The study of the relationship of this toxicity to the metabolism of styrene has been aided by the use of knockout mice for both bioactivation and detoxification pathways.
It has been hypothesized that CYP2E1 is primarily responsible for styrene bioactivation in mouse liver and CYP2F2 in mouse lung.
Two knockout strains were used in the current studies.
Mice deficient in hepatic cytochrome P450 reductase had much less hepatic metabolism of styrene to styrene oxide.

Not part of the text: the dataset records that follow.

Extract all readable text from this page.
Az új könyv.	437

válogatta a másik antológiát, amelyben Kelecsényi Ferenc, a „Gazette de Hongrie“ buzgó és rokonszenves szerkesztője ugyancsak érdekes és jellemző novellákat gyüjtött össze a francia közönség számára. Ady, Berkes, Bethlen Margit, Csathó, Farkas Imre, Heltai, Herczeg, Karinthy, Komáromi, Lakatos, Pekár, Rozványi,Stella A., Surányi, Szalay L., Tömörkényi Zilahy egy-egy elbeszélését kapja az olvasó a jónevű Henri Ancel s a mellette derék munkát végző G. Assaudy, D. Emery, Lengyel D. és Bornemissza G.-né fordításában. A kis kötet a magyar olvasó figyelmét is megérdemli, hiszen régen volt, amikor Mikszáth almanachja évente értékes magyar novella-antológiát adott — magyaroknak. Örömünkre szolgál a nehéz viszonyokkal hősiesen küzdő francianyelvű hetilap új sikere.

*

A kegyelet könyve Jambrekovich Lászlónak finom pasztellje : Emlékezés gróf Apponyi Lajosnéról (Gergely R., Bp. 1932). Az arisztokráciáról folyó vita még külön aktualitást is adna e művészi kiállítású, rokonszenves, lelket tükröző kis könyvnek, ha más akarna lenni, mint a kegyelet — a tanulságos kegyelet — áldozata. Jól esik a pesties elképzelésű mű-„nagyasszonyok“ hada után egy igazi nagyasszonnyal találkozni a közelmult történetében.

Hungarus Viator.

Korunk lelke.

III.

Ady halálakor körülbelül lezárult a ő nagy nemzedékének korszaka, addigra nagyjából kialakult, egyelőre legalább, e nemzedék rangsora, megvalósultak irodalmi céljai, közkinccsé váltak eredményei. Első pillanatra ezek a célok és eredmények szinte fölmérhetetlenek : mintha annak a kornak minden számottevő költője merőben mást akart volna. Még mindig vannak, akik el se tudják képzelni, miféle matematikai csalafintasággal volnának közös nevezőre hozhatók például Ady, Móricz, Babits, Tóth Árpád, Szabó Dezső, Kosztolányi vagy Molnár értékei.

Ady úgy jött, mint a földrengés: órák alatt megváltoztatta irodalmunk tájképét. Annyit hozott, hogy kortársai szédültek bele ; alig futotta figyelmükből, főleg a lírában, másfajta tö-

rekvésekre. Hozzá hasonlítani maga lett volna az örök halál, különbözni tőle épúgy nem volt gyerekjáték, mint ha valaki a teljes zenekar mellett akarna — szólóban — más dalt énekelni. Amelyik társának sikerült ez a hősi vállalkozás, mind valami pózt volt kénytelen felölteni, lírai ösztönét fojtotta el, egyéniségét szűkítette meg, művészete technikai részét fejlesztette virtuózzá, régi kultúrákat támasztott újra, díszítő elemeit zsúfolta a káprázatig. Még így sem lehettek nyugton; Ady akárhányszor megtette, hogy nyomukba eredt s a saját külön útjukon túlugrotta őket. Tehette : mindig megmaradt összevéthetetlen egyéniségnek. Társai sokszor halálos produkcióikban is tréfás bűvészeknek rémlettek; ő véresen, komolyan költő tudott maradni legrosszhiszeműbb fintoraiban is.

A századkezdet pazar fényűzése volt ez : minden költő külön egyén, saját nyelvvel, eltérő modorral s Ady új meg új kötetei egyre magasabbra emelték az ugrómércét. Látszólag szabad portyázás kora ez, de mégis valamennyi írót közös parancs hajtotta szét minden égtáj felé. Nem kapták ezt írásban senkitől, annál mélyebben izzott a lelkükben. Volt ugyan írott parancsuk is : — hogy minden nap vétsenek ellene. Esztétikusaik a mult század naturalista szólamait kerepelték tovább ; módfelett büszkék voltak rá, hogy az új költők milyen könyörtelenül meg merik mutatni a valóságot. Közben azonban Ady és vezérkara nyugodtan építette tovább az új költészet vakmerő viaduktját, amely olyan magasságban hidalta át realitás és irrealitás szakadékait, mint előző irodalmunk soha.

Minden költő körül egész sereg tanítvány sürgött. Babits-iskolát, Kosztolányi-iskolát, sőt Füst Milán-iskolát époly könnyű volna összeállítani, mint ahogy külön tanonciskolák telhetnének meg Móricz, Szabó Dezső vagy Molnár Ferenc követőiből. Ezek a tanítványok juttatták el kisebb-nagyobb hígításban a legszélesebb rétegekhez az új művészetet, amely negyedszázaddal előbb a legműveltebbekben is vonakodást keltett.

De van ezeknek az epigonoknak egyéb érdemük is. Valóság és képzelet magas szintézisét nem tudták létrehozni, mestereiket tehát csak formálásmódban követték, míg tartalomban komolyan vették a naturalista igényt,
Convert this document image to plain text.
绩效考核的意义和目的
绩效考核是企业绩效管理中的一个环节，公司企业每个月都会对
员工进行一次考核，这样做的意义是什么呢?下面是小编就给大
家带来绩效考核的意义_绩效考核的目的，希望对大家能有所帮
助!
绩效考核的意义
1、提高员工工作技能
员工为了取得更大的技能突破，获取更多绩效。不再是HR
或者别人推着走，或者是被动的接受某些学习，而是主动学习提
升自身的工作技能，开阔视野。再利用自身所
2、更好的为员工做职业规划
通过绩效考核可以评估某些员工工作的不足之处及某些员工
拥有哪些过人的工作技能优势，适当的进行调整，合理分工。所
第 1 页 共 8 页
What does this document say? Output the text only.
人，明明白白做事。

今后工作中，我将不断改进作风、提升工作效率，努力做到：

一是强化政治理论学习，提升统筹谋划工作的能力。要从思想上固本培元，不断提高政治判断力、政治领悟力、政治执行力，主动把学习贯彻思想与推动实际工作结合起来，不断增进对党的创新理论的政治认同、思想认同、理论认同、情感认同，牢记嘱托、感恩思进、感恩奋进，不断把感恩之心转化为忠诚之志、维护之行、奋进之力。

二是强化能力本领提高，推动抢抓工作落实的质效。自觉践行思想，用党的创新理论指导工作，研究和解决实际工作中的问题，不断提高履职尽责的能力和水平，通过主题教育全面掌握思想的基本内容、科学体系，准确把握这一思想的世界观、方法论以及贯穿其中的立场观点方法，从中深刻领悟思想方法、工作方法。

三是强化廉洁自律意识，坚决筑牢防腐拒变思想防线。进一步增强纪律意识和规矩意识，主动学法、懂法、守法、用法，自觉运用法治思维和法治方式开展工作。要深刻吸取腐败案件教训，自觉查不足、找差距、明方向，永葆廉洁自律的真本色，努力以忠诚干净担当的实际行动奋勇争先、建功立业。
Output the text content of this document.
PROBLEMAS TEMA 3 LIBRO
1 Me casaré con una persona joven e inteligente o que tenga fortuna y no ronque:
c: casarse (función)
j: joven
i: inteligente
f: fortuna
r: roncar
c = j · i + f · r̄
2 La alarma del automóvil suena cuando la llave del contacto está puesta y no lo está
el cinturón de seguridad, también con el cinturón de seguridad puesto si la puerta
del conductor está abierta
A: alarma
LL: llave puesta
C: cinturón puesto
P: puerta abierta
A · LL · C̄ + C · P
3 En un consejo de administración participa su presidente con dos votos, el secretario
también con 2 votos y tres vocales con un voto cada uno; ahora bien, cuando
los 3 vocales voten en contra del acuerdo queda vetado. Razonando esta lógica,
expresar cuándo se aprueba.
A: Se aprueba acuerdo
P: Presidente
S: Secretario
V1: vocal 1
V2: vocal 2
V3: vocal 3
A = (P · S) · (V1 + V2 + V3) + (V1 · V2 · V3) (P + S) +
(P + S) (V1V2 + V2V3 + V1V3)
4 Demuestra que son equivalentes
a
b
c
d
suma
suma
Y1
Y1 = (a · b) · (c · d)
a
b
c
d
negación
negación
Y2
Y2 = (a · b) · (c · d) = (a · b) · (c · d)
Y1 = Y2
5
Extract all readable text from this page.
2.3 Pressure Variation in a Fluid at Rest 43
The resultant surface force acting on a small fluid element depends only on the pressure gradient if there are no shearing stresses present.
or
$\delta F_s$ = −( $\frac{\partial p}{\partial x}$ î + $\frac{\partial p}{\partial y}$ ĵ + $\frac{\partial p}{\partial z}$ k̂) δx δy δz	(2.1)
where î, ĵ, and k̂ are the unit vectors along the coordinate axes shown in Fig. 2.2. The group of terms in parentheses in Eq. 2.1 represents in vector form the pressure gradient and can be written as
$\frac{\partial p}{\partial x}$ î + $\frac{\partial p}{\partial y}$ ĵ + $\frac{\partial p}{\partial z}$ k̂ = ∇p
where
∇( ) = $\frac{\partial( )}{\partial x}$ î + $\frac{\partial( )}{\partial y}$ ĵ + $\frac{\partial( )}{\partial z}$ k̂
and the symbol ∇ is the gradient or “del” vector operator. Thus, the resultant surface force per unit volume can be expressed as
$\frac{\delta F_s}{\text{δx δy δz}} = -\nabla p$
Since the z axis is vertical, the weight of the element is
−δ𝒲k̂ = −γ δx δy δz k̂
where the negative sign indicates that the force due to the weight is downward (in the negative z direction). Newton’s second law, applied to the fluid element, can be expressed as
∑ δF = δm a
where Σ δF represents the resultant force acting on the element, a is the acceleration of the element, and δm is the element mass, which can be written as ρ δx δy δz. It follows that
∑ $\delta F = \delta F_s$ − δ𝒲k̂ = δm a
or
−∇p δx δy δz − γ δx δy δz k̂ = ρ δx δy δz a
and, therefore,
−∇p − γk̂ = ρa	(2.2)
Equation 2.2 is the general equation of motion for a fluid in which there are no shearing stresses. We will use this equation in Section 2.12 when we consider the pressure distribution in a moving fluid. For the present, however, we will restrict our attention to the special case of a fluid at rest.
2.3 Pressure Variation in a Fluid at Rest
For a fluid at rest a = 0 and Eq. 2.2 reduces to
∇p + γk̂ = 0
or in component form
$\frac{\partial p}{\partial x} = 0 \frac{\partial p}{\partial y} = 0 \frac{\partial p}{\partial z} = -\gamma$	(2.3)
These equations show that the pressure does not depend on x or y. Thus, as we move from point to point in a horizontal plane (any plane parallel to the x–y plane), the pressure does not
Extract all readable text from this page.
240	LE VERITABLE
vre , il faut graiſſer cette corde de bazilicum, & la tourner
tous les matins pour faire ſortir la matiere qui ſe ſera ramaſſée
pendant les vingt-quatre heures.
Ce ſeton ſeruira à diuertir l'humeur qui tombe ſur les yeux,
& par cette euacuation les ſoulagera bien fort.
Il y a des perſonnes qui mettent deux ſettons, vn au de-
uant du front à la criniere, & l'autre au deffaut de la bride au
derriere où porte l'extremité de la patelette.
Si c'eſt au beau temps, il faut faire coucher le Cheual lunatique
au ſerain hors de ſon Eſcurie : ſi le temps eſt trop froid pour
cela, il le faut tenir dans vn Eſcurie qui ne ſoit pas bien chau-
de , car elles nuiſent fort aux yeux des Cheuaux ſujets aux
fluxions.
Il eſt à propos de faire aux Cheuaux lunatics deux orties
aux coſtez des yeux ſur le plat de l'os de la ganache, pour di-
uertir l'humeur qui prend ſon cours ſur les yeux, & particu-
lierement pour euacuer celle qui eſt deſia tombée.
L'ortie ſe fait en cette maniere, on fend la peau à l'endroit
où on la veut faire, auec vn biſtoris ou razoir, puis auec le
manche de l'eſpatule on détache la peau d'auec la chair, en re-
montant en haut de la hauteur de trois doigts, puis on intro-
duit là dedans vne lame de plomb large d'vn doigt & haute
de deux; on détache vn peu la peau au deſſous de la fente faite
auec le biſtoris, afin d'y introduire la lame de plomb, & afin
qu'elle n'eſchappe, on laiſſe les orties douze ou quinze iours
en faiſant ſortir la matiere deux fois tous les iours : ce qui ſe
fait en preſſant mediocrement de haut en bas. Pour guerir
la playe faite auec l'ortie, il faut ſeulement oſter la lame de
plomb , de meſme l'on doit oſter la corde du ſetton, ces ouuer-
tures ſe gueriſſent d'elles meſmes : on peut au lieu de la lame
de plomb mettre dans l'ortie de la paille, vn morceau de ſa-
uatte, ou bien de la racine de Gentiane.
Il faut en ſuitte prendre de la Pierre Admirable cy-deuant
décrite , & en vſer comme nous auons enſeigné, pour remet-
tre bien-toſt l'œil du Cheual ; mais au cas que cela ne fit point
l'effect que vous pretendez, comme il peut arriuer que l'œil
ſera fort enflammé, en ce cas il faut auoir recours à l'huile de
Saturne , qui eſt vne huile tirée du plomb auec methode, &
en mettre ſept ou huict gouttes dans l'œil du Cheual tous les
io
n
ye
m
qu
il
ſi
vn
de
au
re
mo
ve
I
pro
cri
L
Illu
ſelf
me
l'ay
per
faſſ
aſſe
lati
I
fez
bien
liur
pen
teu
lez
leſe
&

Styrene (600 mg/kg, i.p.) caused significant hepatotoxicity, as determined by serum sorbitol dehydrogenase and glutathione levels, in the wild-type but not in the knockout mice.
It caused lung toxicity, as determined by protein levels, cell number, and lactate dehydrogenase activity in the bronchioalveolar lavage fluid of wild-type mice, but this effect was less in the knockout mice.
In CYP2F2 knockout mice there was only a small decrease in the hepatic metabolism of styrene but a very large decrease in pulmonary metabolism.
As expected the CYP2F2 knockout and wild-type mice were equally susceptible to styrene-induced hepatotoxicity, but the knockout mice were less susceptible to styrene-induced pneumotoxicity.
Although the results are inconsistent with the simple hypothesis that styrene pneumotoxicity is due to the bioactivation of styrene to styrene oxide by CYYP2F2, they demonstrate the importance of both liver and lung in the metabolism of styrene, but additional pharmacokinetic studies are needed to help clarify the relationship between target organ metabolism and susceptibility.